The Royal Society of Chemistry is known as the oldest chemical society in the world, based in the United Kingdom. It originated from the blending of four other chemistry societies in 1980, the oldest of which got its start in 1841. To be named a Fellow, a person must have at least five years of senior responsibility or evidence of outstanding contribution to chemical sciences.
Noël received formal confirmation of this prestigious designation at the end of November. “I feel both honoured and grateful,” he says. “This is a distinction by one of the most influential professional societies of chemistry, which I consider a milestone in my career. At the same time, I feel very grateful to all students that have contributed to our research, and to my colleagues who have provided support and encouragement along the way.”

Prof. Timothy Noël. Photo by Hans Dirksen.

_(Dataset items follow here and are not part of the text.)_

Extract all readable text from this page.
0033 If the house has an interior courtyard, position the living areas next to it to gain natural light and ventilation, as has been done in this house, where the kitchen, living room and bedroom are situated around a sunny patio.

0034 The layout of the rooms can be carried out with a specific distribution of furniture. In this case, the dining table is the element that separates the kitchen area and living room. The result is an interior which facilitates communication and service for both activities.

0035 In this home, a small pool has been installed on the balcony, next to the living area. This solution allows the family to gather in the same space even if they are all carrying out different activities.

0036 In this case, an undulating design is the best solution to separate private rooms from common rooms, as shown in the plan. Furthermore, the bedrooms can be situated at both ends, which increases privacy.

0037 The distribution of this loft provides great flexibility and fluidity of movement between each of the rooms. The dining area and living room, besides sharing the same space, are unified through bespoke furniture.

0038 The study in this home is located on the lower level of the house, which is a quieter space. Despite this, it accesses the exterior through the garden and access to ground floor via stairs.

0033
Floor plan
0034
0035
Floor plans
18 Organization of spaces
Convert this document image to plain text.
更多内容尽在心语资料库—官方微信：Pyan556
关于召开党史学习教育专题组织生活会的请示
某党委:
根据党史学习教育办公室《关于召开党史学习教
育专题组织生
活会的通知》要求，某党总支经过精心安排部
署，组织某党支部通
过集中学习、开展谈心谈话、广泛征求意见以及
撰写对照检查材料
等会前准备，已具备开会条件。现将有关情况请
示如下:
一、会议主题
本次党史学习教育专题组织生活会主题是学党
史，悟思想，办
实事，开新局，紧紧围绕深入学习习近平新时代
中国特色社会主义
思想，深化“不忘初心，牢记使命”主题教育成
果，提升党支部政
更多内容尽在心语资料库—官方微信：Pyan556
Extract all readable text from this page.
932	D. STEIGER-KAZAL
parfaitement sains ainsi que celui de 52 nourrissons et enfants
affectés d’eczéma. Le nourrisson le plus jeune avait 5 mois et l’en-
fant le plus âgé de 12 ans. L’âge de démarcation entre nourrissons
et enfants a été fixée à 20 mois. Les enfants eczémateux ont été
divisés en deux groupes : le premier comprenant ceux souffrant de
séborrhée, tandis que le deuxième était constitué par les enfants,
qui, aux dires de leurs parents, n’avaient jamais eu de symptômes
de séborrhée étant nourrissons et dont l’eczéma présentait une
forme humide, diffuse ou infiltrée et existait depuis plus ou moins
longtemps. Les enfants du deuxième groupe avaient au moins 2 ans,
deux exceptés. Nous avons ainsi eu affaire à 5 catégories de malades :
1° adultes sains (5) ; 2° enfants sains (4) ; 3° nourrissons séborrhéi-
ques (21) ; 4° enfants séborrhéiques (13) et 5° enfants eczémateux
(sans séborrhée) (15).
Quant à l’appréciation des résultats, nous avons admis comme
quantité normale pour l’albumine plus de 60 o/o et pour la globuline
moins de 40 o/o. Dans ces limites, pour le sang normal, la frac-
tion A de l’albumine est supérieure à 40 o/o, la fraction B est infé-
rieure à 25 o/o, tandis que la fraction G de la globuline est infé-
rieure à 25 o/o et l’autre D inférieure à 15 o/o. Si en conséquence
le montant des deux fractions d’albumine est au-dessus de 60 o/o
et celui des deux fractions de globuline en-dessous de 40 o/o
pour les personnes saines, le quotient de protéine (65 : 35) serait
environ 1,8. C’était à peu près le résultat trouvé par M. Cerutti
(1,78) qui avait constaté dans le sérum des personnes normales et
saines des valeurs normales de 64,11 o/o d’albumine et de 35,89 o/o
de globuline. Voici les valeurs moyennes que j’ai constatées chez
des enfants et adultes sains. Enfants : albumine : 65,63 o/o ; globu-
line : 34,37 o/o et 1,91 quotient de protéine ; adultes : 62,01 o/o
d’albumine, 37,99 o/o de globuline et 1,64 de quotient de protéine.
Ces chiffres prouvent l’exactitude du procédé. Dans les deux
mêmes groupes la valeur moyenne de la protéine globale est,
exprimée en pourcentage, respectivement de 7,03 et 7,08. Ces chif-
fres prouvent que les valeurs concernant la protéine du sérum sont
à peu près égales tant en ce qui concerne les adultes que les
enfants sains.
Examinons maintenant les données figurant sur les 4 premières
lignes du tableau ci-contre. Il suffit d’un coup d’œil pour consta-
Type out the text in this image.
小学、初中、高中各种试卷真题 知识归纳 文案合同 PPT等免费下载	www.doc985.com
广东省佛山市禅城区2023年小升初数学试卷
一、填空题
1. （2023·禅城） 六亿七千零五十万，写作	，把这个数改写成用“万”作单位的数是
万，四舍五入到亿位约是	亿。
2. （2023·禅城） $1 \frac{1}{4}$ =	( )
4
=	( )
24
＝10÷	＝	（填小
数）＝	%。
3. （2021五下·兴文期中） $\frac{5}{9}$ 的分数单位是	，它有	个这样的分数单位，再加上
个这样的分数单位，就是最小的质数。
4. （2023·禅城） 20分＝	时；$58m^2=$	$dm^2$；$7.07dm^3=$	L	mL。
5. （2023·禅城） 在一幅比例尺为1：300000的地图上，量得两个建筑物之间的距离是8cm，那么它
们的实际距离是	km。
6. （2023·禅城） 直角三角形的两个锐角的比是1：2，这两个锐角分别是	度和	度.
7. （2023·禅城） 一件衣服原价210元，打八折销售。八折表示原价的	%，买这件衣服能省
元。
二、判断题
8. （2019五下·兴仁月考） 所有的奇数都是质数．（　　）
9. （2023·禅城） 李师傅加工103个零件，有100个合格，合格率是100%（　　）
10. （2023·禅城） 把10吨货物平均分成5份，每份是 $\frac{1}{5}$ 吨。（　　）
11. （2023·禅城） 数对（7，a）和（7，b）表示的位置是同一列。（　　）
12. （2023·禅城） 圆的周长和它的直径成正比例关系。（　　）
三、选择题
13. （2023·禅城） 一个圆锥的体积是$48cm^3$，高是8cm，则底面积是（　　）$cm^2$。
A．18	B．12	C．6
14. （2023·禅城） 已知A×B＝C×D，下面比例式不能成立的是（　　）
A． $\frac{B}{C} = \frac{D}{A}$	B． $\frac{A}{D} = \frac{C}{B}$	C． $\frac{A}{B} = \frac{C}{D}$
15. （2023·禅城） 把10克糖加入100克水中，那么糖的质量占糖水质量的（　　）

Timothy Noël (1982, Aalst, Belgium) is a researcher in the field of synthetic organic chemistry and technology, with a particular interest in the delicate synergy between the two fields. In 2004, Tim earned his MSc degree in Industrial Chemical Engineering before pursuing his passion for synthetic organic chemistry, which led him to complete his PhD in the field at Ghent University in 2009. Following his PhD, he travelled across the Atlantic as a Fulbright Postdoctoral Fellow to work with Professor Stephen L. Buchwald at the Massachusetts Institute of Technology (MIT), where he gained valuable experience and expertise in flow chemistry. Upon returning to Europe, he joined Eindhoven University of Technology as an Assistant Professor in 2012, and later became an Associate Professor in 2017. In 2020, Tim was promoted to Full Professor at the University of Amsterdam, where he is now the Chair of Flow Chemistry. His research in the area of flow chemistry was recognized with several awards, including the DECHEMA award (2017), the Hoogewerff Youth Prize (2019), the IUPAC-ThalesNano Flow Chemistry Award (2020), the KNCV Gold Medal (2021), ERC Consolidator Grant (2022), the ACS Sustainable Chemistry & Engineering Lectureship Award (2022) and the ChemSocRev Pioneering Investigator Lectureship (2023). He is the editor in chief of Journal of Flow Chemistry and the president of the Flow Chemistry Society.